One of these women who has captured your imagination, Walatta Petros, is recognized as a saint in the Ethiopian Orthodox Church. Who was she?
I am working with Michael Kleiner, a leading scholar of the ancient Ethiopian language Gə'əz, in translating a manuscript about Walatta Petros [1594-1643], who was one of these royal women who refused to convert. This book may be the first biography of an African woman written by Africans. It will be at least 175 pages in print form in the end, all about her and her life, and will be the first translation into English. I am also collaborating with Selamawit Mecca, an expert on Ethiopian female saints, who is an assistant professor of Ethiopian literature at Addis Ababa University.
We learn that Walatta Petros had an adoring father, that all of her three children died in infancy, that she left her husband because she wanted to become a nun, that her husband burned down a town to retrieve her, that she went back, left again, and started a series of religious communities of people who were refusing to convert. There are various points in the text when she is hauled in front of the court and asked why is she being so recalcitrant, why is she refusing to convert. She preaches about retaining the faith of their fathers and not turning to the "filthy faith of the foreigners."

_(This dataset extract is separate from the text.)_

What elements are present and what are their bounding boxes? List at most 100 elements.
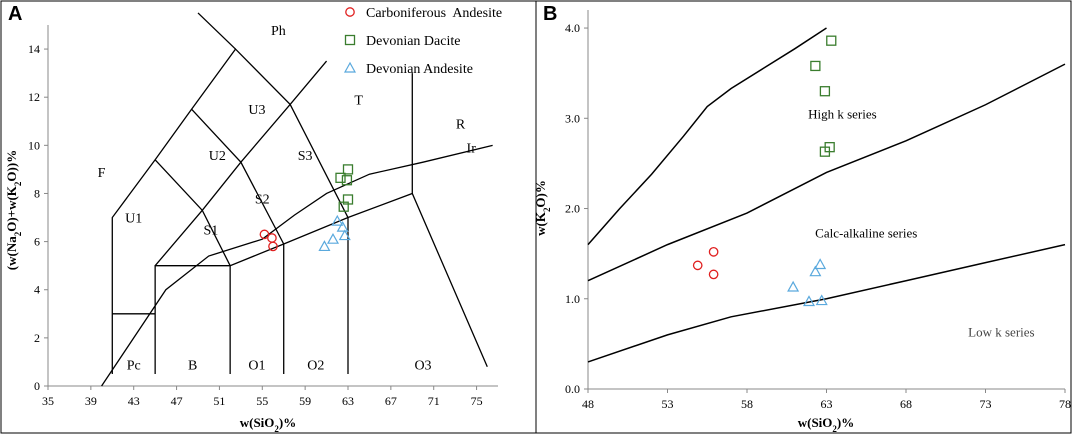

We also learn lots about their daily lives, such as Walatta Petros getting angry with the other nuns for doing manicures instead of working.
People tend to think of Africa as the place where women have the least power. And yet it is my firm belief that women everywhere in every time have struggled for their rights and succeeded on some fronts and not on others. So I'm always looking for the story that goes against this narrative of Africa being particularly oppressive toward women. So the story of these very powerful Ethiopian women really captured my imagination.
During a Fulbright grant last year you did extensive research in Ethiopia on Walatta Petros and other female saints, including visiting monasteries to discover manuscripts for further study. What do you hope to gain from this work?
What happened in Ethiopia when I was there was that Selamawit and I managed to find other copies of Walatta Petros' story. By going to monasteries and doing a lot to get permission to photograph these handwritten parchment manuscripts and finding where they were, we now have a number of versions. This is really important because the first print edition in Gə'əz — and its Italian translation — is based on only one copy of the text. This means that parts of the text were confusing, probably due to scribal errors, and now, by comparing these different texts, we will be able to clarify a lot more. By doing that we may also be able to find out more information about who the author is.
With Selamawit I visited Walatta Petros' monastery, for which you have to travel for about an hour by motorboat across Lake Tana; it's very remote — no running water, no electricity. At this monastery there are quite a few manuscripts devoted to Walatta Petros.
You lived in Ethiopia as a young child. How does that experience resonate with you now?
My first memories are of Ethiopia. It was a completely magical place for a child that age. There was a castle in my back yard. There was a descendant of King David on the throne. My parents would point out that the way the oxen were threshing the grain was the way they did it in the Bible. It was like living in a book. And it fed my lifelong fascination with books.